7.(SBU) Turkish supply companies indicate that wage
differentials for different Iraq contracts do exist, but for
what they consider sound market reasons. They say that MNF-I
sustainment loads receive the highest per load wages because the
U.S. government, through DESC, will payer higher rates than
SOMO. Additionally, the sustainment drivers face higher risks
of being attacked and can make fewer round trips per month
because of their more distant destinations in Iraq and security
constraints on their travel.

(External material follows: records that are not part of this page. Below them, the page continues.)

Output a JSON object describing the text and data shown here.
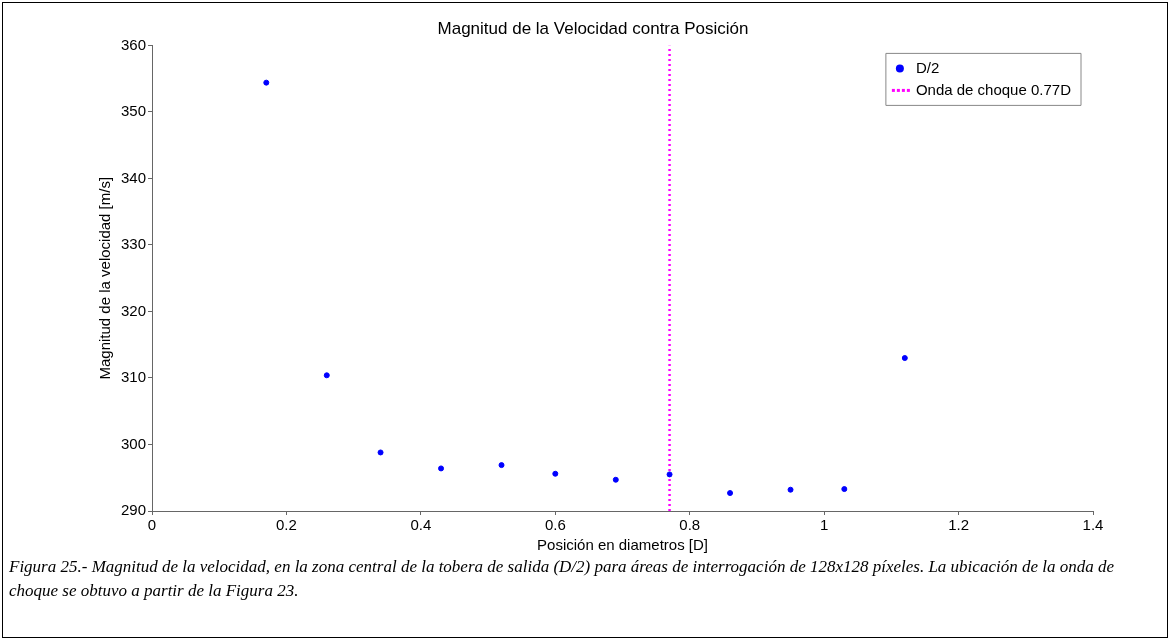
{
  "chart_data": {
    "type": "scatter",
    "title": "Magnitud de la Velocidad contra Posición",
    "xlabel": "Posición en diametros [D]",
    "ylabel": "Magnitud de la velocidad [m/s]",
    "x": [
      0.17,
      0.26,
      0.34,
      0.43,
      0.52,
      0.6,
      0.69,
      0.77,
      0.86,
      0.95,
      1.03,
      1.12
    ],
    "series": [
      {
        "name": "D/2",
        "color": "#0000ff",
        "marker": "circle",
        "values": [
          354.4,
          310.4,
          298.8,
          296.4,
          296.9,
          295.6,
          294.7,
          295.5,
          292.7,
          293.2,
          293.3,
          313.0
        ]
      },
      {
        "name": "Onda de choque 0.77D",
        "color": "#ff00ff",
        "type": "line",
        "line_style": "dotted",
        "marker": "none",
        "x": [
          0.77,
          0.77
        ],
        "values": [
          290,
          360
        ]
      }
    ],
    "xlim": [
      0,
      1.4
    ],
    "xticks": [
      0,
      0.2,
      0.4,
      0.6,
      0.8,
      1,
      1.2,
      1.4
    ],
    "ylim": [
      290,
      360
    ],
    "yticks": [
      290,
      300,
      310,
      320,
      330,
      340,
      350,
      360
    ],
    "grid": false,
    "legend": "top right",
    "annotations": [
      "Figura 25.- Magnitud de la velocidad, en la zona central de la tobera de salida (D/2) para áreas de interrogación de 128x128 píxeles. La ubicación de la onda de choque se obtuvo a partir de la Figura 23."
    ]
  }
}
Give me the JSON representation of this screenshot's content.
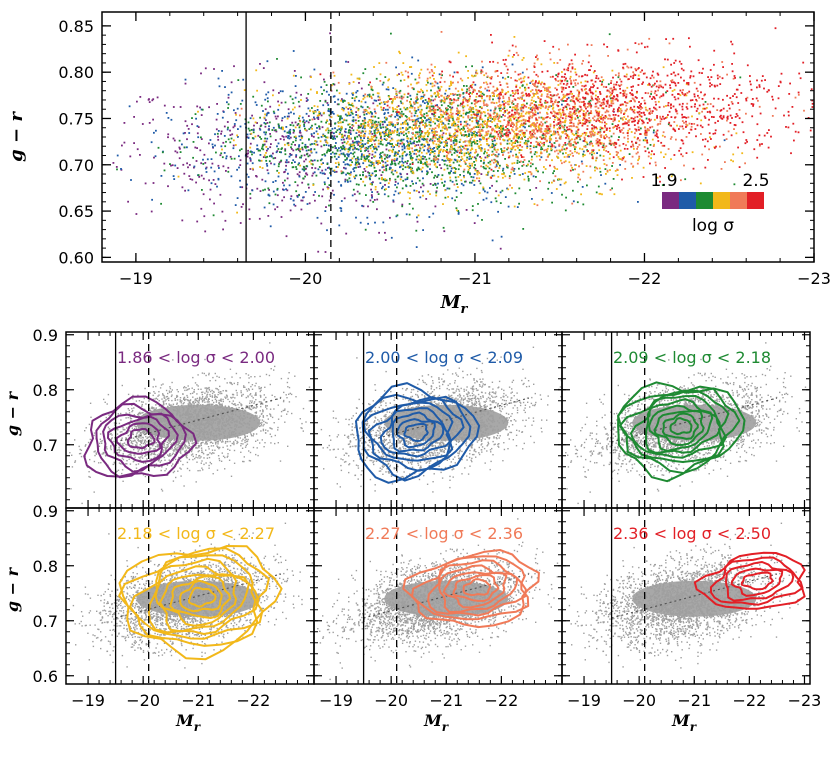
{
  "colors": {
    "bins": [
      "#7a2a80",
      "#1f5ba8",
      "#1e8a32",
      "#f2b81a",
      "#f07a58",
      "#e21f26"
    ],
    "gray": "#9e9e9e"
  },
  "chart_data": [
    {
      "type": "scatter",
      "panel": "top",
      "xlabel_main": "M",
      "xlabel_sub": "r",
      "ylabel": "g − r",
      "xlim": [
        -18.8,
        -23.0
      ],
      "ylim": [
        0.595,
        0.865
      ],
      "x_ticks": [
        -19,
        -20,
        -21,
        -22,
        -23
      ],
      "x_tick_labels": [
        "−19",
        "−20",
        "−21",
        "−22",
        "−23"
      ],
      "y_ticks": [
        0.6,
        0.65,
        0.7,
        0.75,
        0.8,
        0.85
      ],
      "y_tick_labels": [
        "0.60",
        "0.65",
        "0.70",
        "0.75",
        "0.80",
        "0.85"
      ],
      "vlines": [
        {
          "x": -19.65,
          "style": "solid"
        },
        {
          "x": -20.15,
          "style": "dashed"
        }
      ],
      "colorbar": {
        "min_label": "1.9",
        "max_label": "2.5",
        "label": "log σ",
        "placement": "lower-right"
      },
      "series": [
        {
          "bin": "1.86–2.00",
          "center": [
            -19.9,
            0.712
          ],
          "spread": [
            0.55,
            0.04
          ],
          "count": 500
        },
        {
          "bin": "2.00–2.09",
          "center": [
            -20.4,
            0.722
          ],
          "spread": [
            0.55,
            0.035
          ],
          "count": 900
        },
        {
          "bin": "2.09–2.18",
          "center": [
            -20.7,
            0.728
          ],
          "spread": [
            0.55,
            0.032
          ],
          "count": 1200
        },
        {
          "bin": "2.18–2.27",
          "center": [
            -21.0,
            0.74
          ],
          "spread": [
            0.55,
            0.03
          ],
          "count": 1400
        },
        {
          "bin": "2.27–2.36",
          "center": [
            -21.4,
            0.752
          ],
          "spread": [
            0.5,
            0.028
          ],
          "count": 1100
        },
        {
          "bin": "2.36–2.50",
          "center": [
            -21.9,
            0.765
          ],
          "spread": [
            0.55,
            0.028
          ],
          "count": 900
        }
      ]
    },
    {
      "type": "scatter",
      "panel": "grid",
      "xlabel_main": "M",
      "xlabel_sub": "r",
      "ylabel": "g − r",
      "xlim": [
        -18.6,
        -23.1
      ],
      "ylim": [
        0.585,
        0.905
      ],
      "x_ticks_cols": [
        {
          "ticks": [
            -19,
            -20,
            -21,
            -22
          ],
          "labels": [
            "−19",
            "−20",
            "−21",
            "−22"
          ]
        },
        {
          "ticks": [
            -19,
            -20,
            -21,
            -22
          ],
          "labels": [
            "−19",
            "−20",
            "−21",
            "−22"
          ]
        },
        {
          "ticks": [
            -19,
            -20,
            -21,
            -22,
            -23
          ],
          "labels": [
            "−19",
            "−20",
            "−21",
            "−22",
            "−23"
          ]
        }
      ],
      "y_ticks_top_row": [
        0.7,
        0.8,
        0.9
      ],
      "y_tick_labels_top_row": [
        "0.7",
        "0.8",
        "0.9"
      ],
      "y_ticks_bottom_row": [
        0.6,
        0.7,
        0.8,
        0.9
      ],
      "y_tick_labels_bottom_row": [
        "0.6",
        "0.7",
        "0.8",
        "0.9"
      ],
      "vlines": [
        {
          "x": -19.5,
          "style": "solid"
        },
        {
          "x": -20.1,
          "style": "dashed"
        }
      ],
      "trend": {
        "x": [
          -19.5,
          -22.5
        ],
        "y": [
          0.705,
          0.785
        ],
        "style": "dotted"
      },
      "background": {
        "center": [
          -20.8,
          0.735
        ],
        "spread": [
          0.75,
          0.035
        ],
        "count": 2600
      },
      "panels": [
        {
          "label": "1.86 < log σ < 2.00",
          "color_index": 0,
          "center": [
            -19.9,
            0.708
          ],
          "radii": [
            0.95,
            0.07
          ],
          "levels": 6
        },
        {
          "label": "2.00 < log σ < 2.09",
          "color_index": 1,
          "center": [
            -20.4,
            0.72
          ],
          "radii": [
            1.1,
            0.08
          ],
          "levels": 8
        },
        {
          "label": "2.09 < log σ < 2.18",
          "color_index": 2,
          "center": [
            -20.7,
            0.73
          ],
          "radii": [
            1.15,
            0.08
          ],
          "levels": 9
        },
        {
          "label": "2.18 < log σ < 2.27",
          "color_index": 3,
          "center": [
            -21.0,
            0.74
          ],
          "radii": [
            1.4,
            0.095
          ],
          "levels": 9
        },
        {
          "label": "2.27 < log σ < 2.36",
          "color_index": 4,
          "center": [
            -21.5,
            0.757
          ],
          "radii": [
            1.15,
            0.065
          ],
          "levels": 7
        },
        {
          "label": "2.36 < log σ < 2.50",
          "color_index": 5,
          "center": [
            -22.1,
            0.77
          ],
          "radii": [
            0.95,
            0.05
          ],
          "levels": 5
        }
      ]
    }
  ]
}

In short, SOMO drivers on average
can make 3 round trips to Iraq monthly while their sustainment
counterparts can only make 1-2, depending on convoy availability
within Iraq and threat posture.

What do drivers and oil supply companies say will happen?
--------------------------------------------- --------------
-------------------------

8.(SBU) Drivers' union representatives, per discussions with
AMCON ADANA, MJLC, DESC or the oil supply companies, seem to
believe they have leverage over their Iraqi purchaser and
profess that they will wait until higher wages are offered.
They also claim that their individual drivers are leaving
vehicles either in northern Iraq, if awaiting return clearance
at the border, or in southeastern Turkey depots, and heading
home to southeastern Turkey villages for New Year's
celebrations. (Note: we would welcome any reporting on whether
this is occurring in northern Iraq and will seek confirmation in
southeast Turkey. End Note). On the other hand, Turkish oil
supply companies feel that the individual drivers soon will
exhaust any on-hand cash to which they have access and have to
return to work at no increase in wage levels. In the meantime,
dialogue between the oil supply companies and different layers
of drivers' representatives is reported as sporadic, fragmented
and inconclusive by both sides.

9.(SBU) Comment: This situation seems to be stuck in a
stalemate among Turkish parties. Absent a new catalyst in the
supply company-driver dynamic, near-term progress seems
unlikely. It also seems prudent to bear in mind that, should a
SOMO strike resolution materialize, there still will be a
delivery bottleneck at the Habur gate if it maintains its
current customs inspection process. Additionally, should SOMO
drivers receive higher wages, there is the possibility of a
synergistic negative effect on the sustainment Turkish driver
pool based on para. 7 observations. End Comment.

10.(SBU) Baghdad minimize considered.